Suffice it to say that some of your economic concerns are already of issue and was the real problem that Bush so incompentently failed at addressing. We are already living longer. And we are costing more to do it. Can we live longer and cost ourselves less along the way too? That is the promise of health promotion through lifestyle choices.
The problem with the OP is a basic apples-v-oranges thing. Slob costs the system a lot in health care but saves it money in the long run by dying soon. Mr. Healthy is, contrariwise, not costing the system in terms of health care but extracts other benefits over the long term.
Hence, in the category of health care costs, Mr. Healthy saves money, plain and simple. The question, then, is what benefits to extend to healthy old people, not whether they are “costing” the system money because of their health.
By the OP’s logic (or the problem he is addressing though not necessarily buying into himself) if you really wanted to reduce costs then the best choice would be to kill everyone now. No health care costs thereafter! Similarly, if you want to have zero costs in business, all you have to do is not go into business.
If Person A follows a good health regimen of diet and exercise and doesn’t have a heart attack, is it because of the regimen, or is he one of the lucky people who wouldn’t have had a heart attack in the first place? So do we attribute Mr. A’s health to his regimen or his genes?

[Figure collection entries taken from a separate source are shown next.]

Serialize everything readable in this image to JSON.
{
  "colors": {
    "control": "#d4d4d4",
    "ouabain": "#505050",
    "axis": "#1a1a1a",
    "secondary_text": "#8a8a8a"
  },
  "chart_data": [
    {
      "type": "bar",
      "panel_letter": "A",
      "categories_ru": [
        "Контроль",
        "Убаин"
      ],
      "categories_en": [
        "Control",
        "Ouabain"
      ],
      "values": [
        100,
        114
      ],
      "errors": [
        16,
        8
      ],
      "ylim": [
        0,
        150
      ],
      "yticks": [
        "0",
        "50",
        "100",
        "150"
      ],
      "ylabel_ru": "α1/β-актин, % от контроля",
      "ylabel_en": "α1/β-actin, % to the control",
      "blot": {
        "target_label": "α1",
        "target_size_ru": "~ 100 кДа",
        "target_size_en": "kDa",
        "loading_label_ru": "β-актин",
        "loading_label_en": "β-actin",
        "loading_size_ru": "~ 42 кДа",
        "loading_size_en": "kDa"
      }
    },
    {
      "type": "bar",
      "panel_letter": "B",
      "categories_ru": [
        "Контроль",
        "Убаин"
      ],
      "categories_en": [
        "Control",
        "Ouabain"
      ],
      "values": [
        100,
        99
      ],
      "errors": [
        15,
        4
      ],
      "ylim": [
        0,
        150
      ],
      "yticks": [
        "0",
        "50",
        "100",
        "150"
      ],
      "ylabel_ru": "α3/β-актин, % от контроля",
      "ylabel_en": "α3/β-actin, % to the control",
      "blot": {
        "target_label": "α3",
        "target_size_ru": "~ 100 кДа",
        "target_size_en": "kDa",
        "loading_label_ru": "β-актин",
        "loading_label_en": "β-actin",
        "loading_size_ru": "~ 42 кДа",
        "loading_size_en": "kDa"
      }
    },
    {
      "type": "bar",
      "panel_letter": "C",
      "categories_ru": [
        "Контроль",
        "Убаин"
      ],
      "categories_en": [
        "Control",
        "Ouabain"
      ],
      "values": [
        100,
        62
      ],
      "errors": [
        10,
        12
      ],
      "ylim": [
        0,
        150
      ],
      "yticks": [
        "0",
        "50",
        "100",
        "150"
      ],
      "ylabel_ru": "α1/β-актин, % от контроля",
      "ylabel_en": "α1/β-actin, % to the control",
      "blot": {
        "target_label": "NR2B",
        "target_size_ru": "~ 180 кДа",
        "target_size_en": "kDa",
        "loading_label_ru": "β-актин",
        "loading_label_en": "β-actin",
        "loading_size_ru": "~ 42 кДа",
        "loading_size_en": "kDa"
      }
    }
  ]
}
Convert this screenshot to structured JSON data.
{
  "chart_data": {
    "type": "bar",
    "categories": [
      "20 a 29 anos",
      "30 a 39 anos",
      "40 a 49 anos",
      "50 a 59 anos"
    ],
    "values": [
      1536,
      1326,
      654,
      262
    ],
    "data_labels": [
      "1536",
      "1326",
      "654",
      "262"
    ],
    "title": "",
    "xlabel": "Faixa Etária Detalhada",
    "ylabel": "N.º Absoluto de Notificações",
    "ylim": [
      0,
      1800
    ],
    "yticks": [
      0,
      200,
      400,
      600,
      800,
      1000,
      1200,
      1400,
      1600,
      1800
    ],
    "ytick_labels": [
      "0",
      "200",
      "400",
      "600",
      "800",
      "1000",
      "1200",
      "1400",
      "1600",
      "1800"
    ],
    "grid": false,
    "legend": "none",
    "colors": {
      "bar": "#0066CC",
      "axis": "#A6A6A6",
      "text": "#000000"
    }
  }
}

I’m addressing the idea that being healthy is cost effective. You can say the same thing about cigarettes, people always talk about how expensive cigarettes are in regards to excess healthcare costs but since smokers die early they save money in healthcare and social security.
I don’t support it and quality if life triumphs economics, but the argument that promoting wellness and health is cost effective could be totally untrue.
I just addressed this point. The smoker while alive costs the healthcare system MORE than the non-smoker. Apples and apples.
This same smoker while dead costs the social welfare system LESS than the non-smoker, who is still alive. Oranges and oranges.
So our conclusion isn’t that unhealthier people are cheaper per se. After all, a smoker who lives to age 75 but requires all kinds of surgeries, treatments, and drugs to sustain him (by no means an unrealistic example) costs the overall system a lot more than a non-smoker who lives to the same age without needing all that.
So what you’re ultimately saying is that dead people cost the system less than living people. That’s superficially true. Dead people also don’t contribute labor to the economy.
So the buried point in all this is that there is a class of people who are alive but not contributing labor to the economy: retirees. Therefore, the policy issue that this thread is ultimately addressing is what to do with retirees.
One is in his mid-80s, and from his history appears to have been consuming a lot of health care dollars for conditions quite possibly connected to his smoking (multiple major cardiovascular surgeries, lots of hospital and office visit time, and is on a raft of related prescription meds).
The other is in her latter 50s, with a less extensive medical history. Her cancer has already apparently metastasized (brain and other location(s)), so she will have cost the system far less by the time she dies.
The cost accountancy gets to be pretty complicated.
I am skeptical that massive attention to prevention will save us much money. There are however other ways to measure cost besides $$$.